Why laugh? Because the lawmakers who unveiled the new operation are among the state’s headline-grabbingest, yet least productive. Republicans so far right their annual public policy proposals rarely gain traction with an uber-conservative GOP supermajority.
Why cry? Because it came just a week after the Freedom Caucus-style candidates scored victories in pathetically low turnout Republican runoffs, increasing their statehouse numbers to levels destined to give incoming leadership heartburn, if not migraines.
It would be hilarious to watch the likes of Sens. Shane Jett and Dusty Deevers and Reps. Jim Olsen and Dana Prieto rail about the RINOs [Republicans In Name Only] in their caucuses were it not so out of touch with reality.
The truth is, Oklahoma’s Legislature already is nationally regarded as among the Top 10, if not Top Two, most conservative. Any shift further to the right would usher in the very thing the Freedom Caucus claims to oppose: more government control, less individual liberty.
To be sure, it’s not clear the Freedom Caucus has a GOP caucus majority in either the state House or Senate. But each time a more rational Republican, like House Appropriations Chair Kevin Wallace, gets defeated – as he was in the Aug. 27 runoff – the trickier life will be for incoming House Speaker Kyle Hilbert and Senate President Pro Tem Lonnie Paxton.

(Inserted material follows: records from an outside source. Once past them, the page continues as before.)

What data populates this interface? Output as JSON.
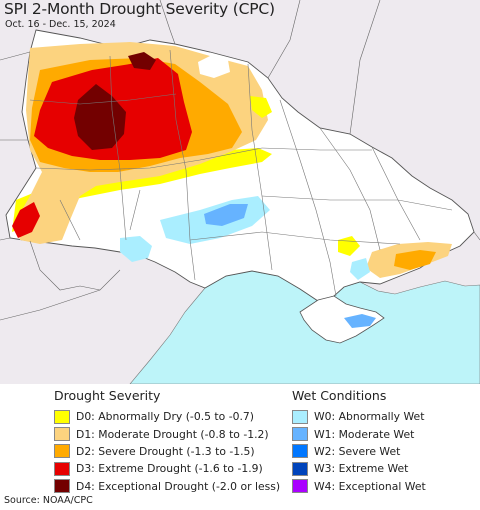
{
  "header": {
    "title": "SPI 2-Month Drought Severity (CPC)",
    "subtitle": "Oct. 16 - Dec. 15, 2024"
  },
  "legend": {
    "drought": {
      "title": "Drought Severity",
      "items": [
        {
          "label": "D0: Abnormally Dry (-0.5 to -0.7)",
          "color": "#ffff00"
        },
        {
          "label": "D1: Moderate Drought (-0.8 to -1.2)",
          "color": "#fcd37f"
        },
        {
          "label": "D2: Severe Drought (-1.3 to -1.5)",
          "color": "#ffaa00"
        },
        {
          "label": "D3: Extreme Drought (-1.6 to -1.9)",
          "color": "#e60000"
        },
        {
          "label": "D4: Exceptional Drought (-2.0 or less)",
          "color": "#730000"
        }
      ]
    },
    "wet": {
      "title": "Wet Conditions",
      "items": [
        {
          "label": "W0: Abnormally Wet",
          "color": "#aaeeff"
        },
        {
          "label": "W1: Moderate Wet",
          "color": "#66b3ff"
        },
        {
          "label": "W2: Severe Wet",
          "color": "#0077ff"
        },
        {
          "label": "W3: Extreme Wet",
          "color": "#0044bb"
        },
        {
          "label": "W4: Exceptional Wet",
          "color": "#aa00ff"
        }
      ]
    }
  },
  "source": "Source: NOAA/CPC",
  "colors": {
    "sea": "#bdf4f9",
    "outside": "#eeeaef",
    "land": "#ffffff"
  }
}
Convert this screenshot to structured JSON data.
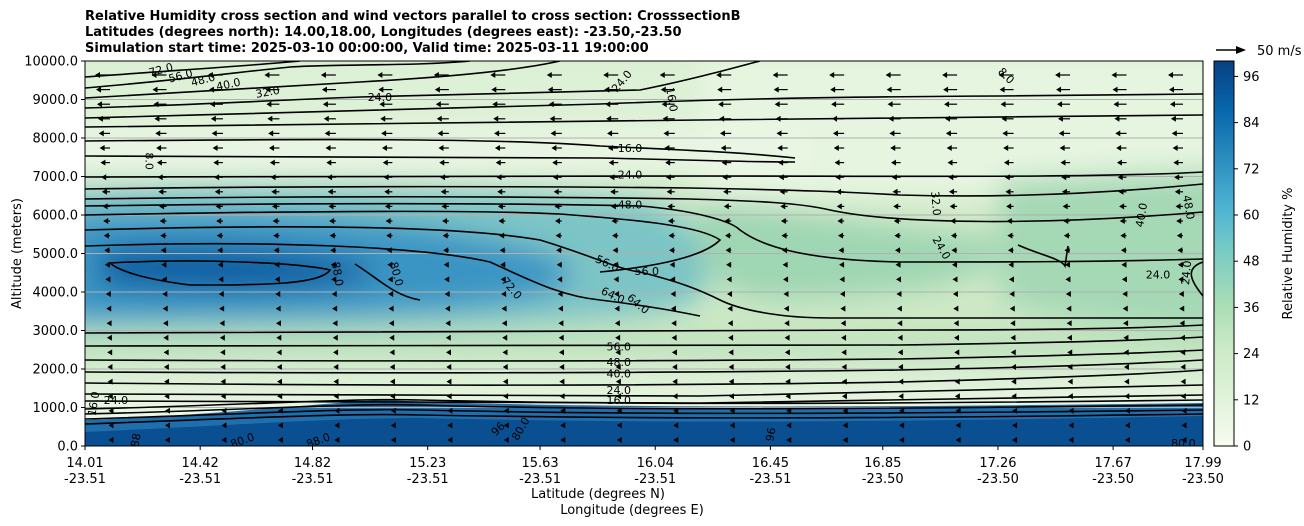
{
  "chart_data": {
    "type": "heatmap",
    "title_lines": [
      "Relative Humidity cross section and wind vectors parallel to cross section: CrosssectionB",
      "Latitudes (degrees north): 14.00,18.00, Longitudes (degrees east): -23.50,-23.50",
      "Simulation start time: 2025-03-10 00:00:00, Valid time: 2025-03-11 19:00:00"
    ],
    "ylabel": "Altitude (meters)",
    "xlabel_lat": "Latitude (degrees N)",
    "xlabel_lon": "Longitude (degrees E)",
    "ylim": [
      0,
      10000
    ],
    "yticks": [
      "0.0",
      "1000.0",
      "2000.0",
      "3000.0",
      "4000.0",
      "5000.0",
      "6000.0",
      "7000.0",
      "8000.0",
      "9000.0",
      "10000.0"
    ],
    "xticks_lat": [
      "14.01",
      "14.42",
      "14.82",
      "15.23",
      "15.63",
      "16.04",
      "16.45",
      "16.85",
      "17.26",
      "17.67",
      "17.99"
    ],
    "xticks_lon": [
      "-23.51",
      "-23.51",
      "-23.51",
      "-23.51",
      "-23.51",
      "-23.51",
      "-23.51",
      "-23.50",
      "-23.50",
      "-23.50",
      "-23.50"
    ],
    "xtick_positions": [
      14.01,
      14.42,
      14.82,
      15.23,
      15.63,
      16.04,
      16.45,
      16.85,
      17.26,
      17.67,
      17.99
    ],
    "xlim": [
      14.01,
      17.99
    ],
    "colorbar": {
      "label": "Relative Humidity %",
      "ticks": [
        "0",
        "12",
        "24",
        "36",
        "48",
        "60",
        "72",
        "84",
        "96"
      ],
      "range": [
        0,
        100
      ]
    },
    "quiver_key": "50 m/s",
    "grid": "horizontal",
    "contour_labels": [
      {
        "text": "72.0",
        "lat": 14.28,
        "z": 9780,
        "rot": -15
      },
      {
        "text": "56.0",
        "lat": 14.35,
        "z": 9620,
        "rot": -15
      },
      {
        "text": "48.0",
        "lat": 14.43,
        "z": 9520,
        "rot": -15
      },
      {
        "text": "40.0",
        "lat": 14.52,
        "z": 9400,
        "rot": -12
      },
      {
        "text": "32.0",
        "lat": 14.66,
        "z": 9200,
        "rot": -10
      },
      {
        "text": "24.0",
        "lat": 15.06,
        "z": 9060,
        "rot": 0
      },
      {
        "text": "24.0",
        "lat": 15.92,
        "z": 9480,
        "rot": -50
      },
      {
        "text": "16.0",
        "lat": 16.1,
        "z": 9000,
        "rot": 80
      },
      {
        "text": "8.0",
        "lat": 17.29,
        "z": 9620,
        "rot": 45
      },
      {
        "text": "8.0",
        "lat": 14.24,
        "z": 7400,
        "rot": 90
      },
      {
        "text": "16.0",
        "lat": 15.95,
        "z": 7740,
        "rot": 0
      },
      {
        "text": "24.0",
        "lat": 15.95,
        "z": 7050,
        "rot": 0
      },
      {
        "text": "48.0",
        "lat": 15.95,
        "z": 6270,
        "rot": 0
      },
      {
        "text": "32.0",
        "lat": 17.04,
        "z": 6300,
        "rot": 85
      },
      {
        "text": "40.0",
        "lat": 17.77,
        "z": 6000,
        "rot": -80
      },
      {
        "text": "48.0",
        "lat": 17.94,
        "z": 6200,
        "rot": 80
      },
      {
        "text": "24.0",
        "lat": 17.06,
        "z": 5150,
        "rot": 60
      },
      {
        "text": "24.0",
        "lat": 17.83,
        "z": 4460,
        "rot": 0
      },
      {
        "text": "24.0",
        "lat": 17.93,
        "z": 4500,
        "rot": -85
      },
      {
        "text": "88.0",
        "lat": 14.91,
        "z": 4470,
        "rot": 80
      },
      {
        "text": "80.0",
        "lat": 15.12,
        "z": 4470,
        "rot": 75
      },
      {
        "text": "72.0",
        "lat": 15.53,
        "z": 4100,
        "rot": 50
      },
      {
        "text": "56.0",
        "lat": 15.87,
        "z": 4750,
        "rot": 25
      },
      {
        "text": "56.0",
        "lat": 16.01,
        "z": 4550,
        "rot": 0
      },
      {
        "text": "64.0",
        "lat": 15.89,
        "z": 3920,
        "rot": 25
      },
      {
        "text": "64.0",
        "lat": 15.98,
        "z": 3700,
        "rot": 40
      },
      {
        "text": "56.0",
        "lat": 15.91,
        "z": 2580,
        "rot": 0
      },
      {
        "text": "48.0",
        "lat": 15.91,
        "z": 2180,
        "rot": 0
      },
      {
        "text": "40.0",
        "lat": 15.91,
        "z": 1880,
        "rot": 0
      },
      {
        "text": "24.0",
        "lat": 15.91,
        "z": 1450,
        "rot": 0
      },
      {
        "text": "16.0",
        "lat": 15.91,
        "z": 1200,
        "rot": 0
      },
      {
        "text": "24.0",
        "lat": 14.12,
        "z": 1200,
        "rot": 0
      },
      {
        "text": "16.0",
        "lat": 14.04,
        "z": 1100,
        "rot": -80
      },
      {
        "text": "80.0",
        "lat": 14.57,
        "z": 150,
        "rot": -20
      },
      {
        "text": "88.0",
        "lat": 14.84,
        "z": 150,
        "rot": -20
      },
      {
        "text": "96",
        "lat": 15.48,
        "z": 450,
        "rot": -45
      },
      {
        "text": "80.0",
        "lat": 15.56,
        "z": 450,
        "rot": -60
      },
      {
        "text": "96",
        "lat": 16.45,
        "z": 300,
        "rot": -80
      },
      {
        "text": "88",
        "lat": 14.19,
        "z": 150,
        "rot": -80
      },
      {
        "text": "80.0",
        "lat": 17.92,
        "z": 80,
        "rot": 0
      }
    ]
  },
  "colors": {
    "ramp": [
      "#f7fcf0",
      "#e0f3db",
      "#ccebc5",
      "#a8ddb5",
      "#7bccc4",
      "#4eb3d3",
      "#2b8cbe",
      "#0868ac",
      "#084081"
    ]
  }
}
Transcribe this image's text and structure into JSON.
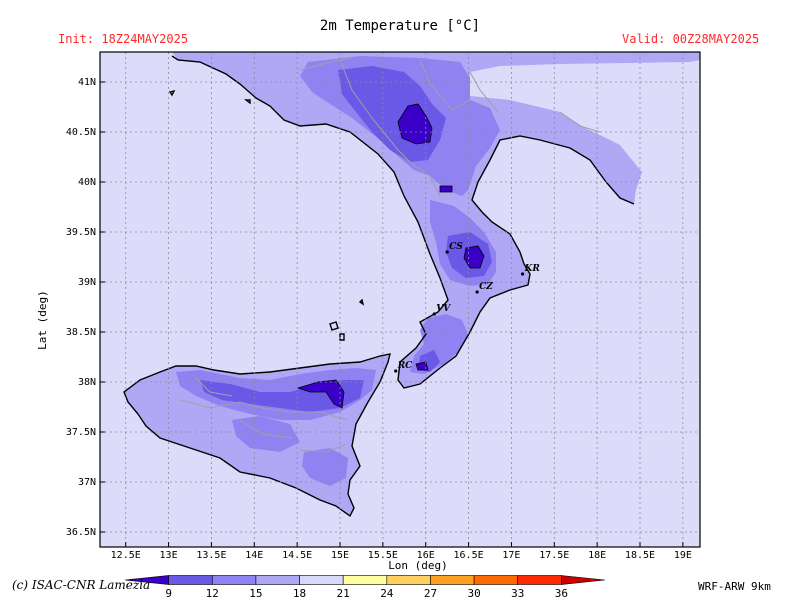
{
  "header": {
    "title": "2m Temperature [°C]",
    "init": "Init: 18Z24MAY2025",
    "valid": "Valid: 00Z28MAY2025"
  },
  "footer": {
    "copyright": "(c) ISAC-CNR Lamezia",
    "model": "WRF-ARW 9km"
  },
  "map": {
    "type": "temperature-contour-map",
    "variable": "2m Temperature",
    "xlabel": "Lon (deg)",
    "ylabel": "Lat (deg)",
    "lon_range": [
      12.2,
      19.2
    ],
    "lat_range": [
      36.35,
      41.3
    ],
    "lon_ticks": [
      "12.5E",
      "13E",
      "13.5E",
      "14E",
      "14.5E",
      "15E",
      "15.5E",
      "16E",
      "16.5E",
      "17E",
      "17.5E",
      "18E",
      "18.5E",
      "19E"
    ],
    "lon_tick_values": [
      12.5,
      13,
      13.5,
      14,
      14.5,
      15,
      15.5,
      16,
      16.5,
      17,
      17.5,
      18,
      18.5,
      19
    ],
    "lat_ticks": [
      "41N",
      "40.5N",
      "40N",
      "39.5N",
      "39N",
      "38.5N",
      "38N",
      "37.5N",
      "37N",
      "36.5N"
    ],
    "lat_tick_values": [
      41,
      40.5,
      40,
      39.5,
      39,
      38.5,
      38,
      37.5,
      37,
      36.5
    ],
    "grid": true,
    "cities": [
      {
        "code": "CS",
        "lon": 16.25,
        "lat": 39.3
      },
      {
        "code": "KR",
        "lon": 17.13,
        "lat": 39.08
      },
      {
        "code": "CZ",
        "lon": 16.6,
        "lat": 38.9
      },
      {
        "code": "VV",
        "lon": 16.1,
        "lat": 38.68
      },
      {
        "code": "RC",
        "lon": 15.65,
        "lat": 38.11
      }
    ]
  },
  "colorbar": {
    "labels": [
      "9",
      "12",
      "15",
      "18",
      "21",
      "24",
      "27",
      "30",
      "33",
      "36"
    ],
    "colors": [
      "#3a00c8",
      "#6a58e6",
      "#9082f0",
      "#b0a8f4",
      "#d8d8fa",
      "#ffffa0",
      "#ffd060",
      "#ffa020",
      "#ff6a00",
      "#ff2a00",
      "#c80000"
    ],
    "units": "°C"
  },
  "colors": {
    "background_sea": "#dcdcfa",
    "level_15_18": "#b0a8f4",
    "level_12_15": "#9082f0",
    "level_9_12": "#6a58e6",
    "level_lt9": "#3a00c8",
    "header_red": "#ff2a2a"
  }
}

And the less likely the Oklahoma Legislature will be able to generate the consensuses necessary to solve the state’s most pressing problems.
Think of it this way: if you like what you see from Washington gridlock, you’ll love what you get from a statehouse loaded with the publicity hounds that populate the Freedom Caucus.

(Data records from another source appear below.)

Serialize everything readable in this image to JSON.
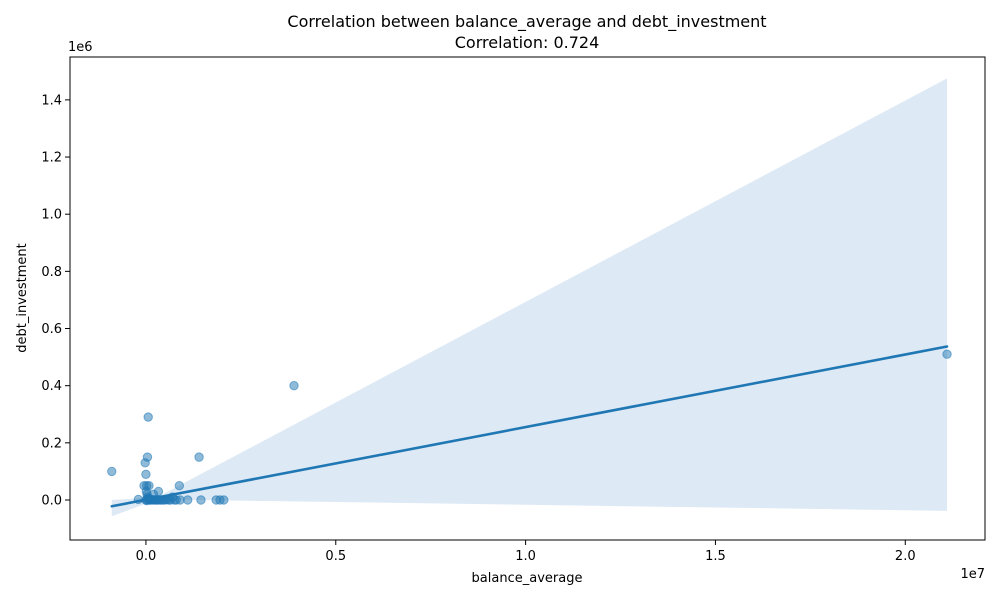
{
  "chart_data": {
    "type": "scatter",
    "title": "Correlation between balance_average and debt_investment",
    "subtitle": "Correlation: 0.724",
    "xlabel": "balance_average",
    "ylabel": "debt_investment",
    "x_offset_label": "1e7",
    "y_offset_label": "1e6",
    "xlim": [
      -2000000,
      22100000
    ],
    "ylim": [
      -140000,
      1550000
    ],
    "x_ticks": [
      0,
      5000000,
      10000000,
      15000000,
      20000000
    ],
    "x_tick_labels": [
      "0.0",
      "0.5",
      "1.0",
      "1.5",
      "2.0"
    ],
    "y_ticks": [
      0,
      200000,
      400000,
      600000,
      800000,
      1000000,
      1200000,
      1400000
    ],
    "y_tick_labels": [
      "0.0",
      "0.2",
      "0.4",
      "0.6",
      "0.8",
      "1.0",
      "1.2",
      "1.4"
    ],
    "grid": false,
    "point_color": "#1f77b4",
    "line_color": "#1f77b4",
    "band_color": "#aecbe6",
    "points": [
      {
        "x": -900000,
        "y": 100000
      },
      {
        "x": -200000,
        "y": 2000
      },
      {
        "x": -50000,
        "y": 50000
      },
      {
        "x": -20000,
        "y": 130000
      },
      {
        "x": 0,
        "y": 90000
      },
      {
        "x": 20000,
        "y": 50000
      },
      {
        "x": 40000,
        "y": 150000
      },
      {
        "x": 60000,
        "y": 290000
      },
      {
        "x": 80000,
        "y": 50000
      },
      {
        "x": 10000,
        "y": 30000
      },
      {
        "x": 30000,
        "y": 20000
      },
      {
        "x": 50000,
        "y": 10000
      },
      {
        "x": 70000,
        "y": 5000
      },
      {
        "x": 90000,
        "y": 2000
      },
      {
        "x": 0,
        "y": 0
      },
      {
        "x": 20000,
        "y": -2000
      },
      {
        "x": 40000,
        "y": 1000
      },
      {
        "x": 100000,
        "y": 0
      },
      {
        "x": 120000,
        "y": 0
      },
      {
        "x": 150000,
        "y": 2000
      },
      {
        "x": 180000,
        "y": 0
      },
      {
        "x": 200000,
        "y": 20000
      },
      {
        "x": 220000,
        "y": 0
      },
      {
        "x": 250000,
        "y": 1000
      },
      {
        "x": 280000,
        "y": 0
      },
      {
        "x": 300000,
        "y": 0
      },
      {
        "x": 330000,
        "y": 30000
      },
      {
        "x": 360000,
        "y": 0
      },
      {
        "x": 400000,
        "y": 0
      },
      {
        "x": 450000,
        "y": 0
      },
      {
        "x": 500000,
        "y": 0
      },
      {
        "x": 550000,
        "y": 2000
      },
      {
        "x": 600000,
        "y": 0
      },
      {
        "x": 650000,
        "y": 0
      },
      {
        "x": 700000,
        "y": 10000
      },
      {
        "x": 750000,
        "y": 0
      },
      {
        "x": 800000,
        "y": 0
      },
      {
        "x": 900000,
        "y": 0
      },
      {
        "x": 880000,
        "y": 50000
      },
      {
        "x": 1100000,
        "y": 0
      },
      {
        "x": 1400000,
        "y": 150000
      },
      {
        "x": 1450000,
        "y": 0
      },
      {
        "x": 1850000,
        "y": 0
      },
      {
        "x": 1950000,
        "y": 0
      },
      {
        "x": 2050000,
        "y": 0
      },
      {
        "x": 3900000,
        "y": 400000
      },
      {
        "x": 21100000,
        "y": 510000
      }
    ],
    "regression": {
      "x": [
        -900000,
        21100000
      ],
      "y": [
        -22000,
        537000
      ]
    },
    "confidence_band": {
      "x": [
        -900000,
        21100000
      ],
      "upper": [
        0,
        1475000
      ],
      "lower": [
        -57000,
        -38000
      ],
      "x_mid": 300000,
      "mid_value": 8000
    }
  }
}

Even without a majority in either chamber’s GOP caucus, the potential for Freedom Caucusers to gum up serious legislating cannot be overstated. After all, legislatures were not built for my-way-or-the-highway rigidity. To find real, meaningful solutions requires conversation, negotiation and – gasp! – compromise. Something for which DC’s Freedom Caucus has shown little regard or understanding.

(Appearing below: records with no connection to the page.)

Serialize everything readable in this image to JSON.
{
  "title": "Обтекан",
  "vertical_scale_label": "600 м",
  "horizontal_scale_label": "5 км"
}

There is a sure-fire way to neutralize the zealots and get The People’s work done: For Hilbert, Paxton and reality-based Republicans lawmakers to band together with statehouse Democrats to solve real problems involving, for example, education, health care and highways.
But one of the best ways to get good-hearted, clear-eyed Oklahomans engaged in the political process again is to demonstrate government can work to solve real problems. Such potential voters vastly outnumber the ideologues who are currently the GOP primary deciders.
A first step would require Hilbert abandon outgoing Speaker Charles McCall’s demand that at least 51 Republicans support a measure before it can be advanced. That standard could be eclipsed easily with a coalition of Republicans [uber-conservative, to be sure, but relatively sane] and the House’s 20 Democrats [who, by the way, happen to represent 800,000-plus Sooners].
A pipe dream? Probably. But it’s a reasonable, responsible answer to the threat posed by the state’s fledgling Freedumb Caucus.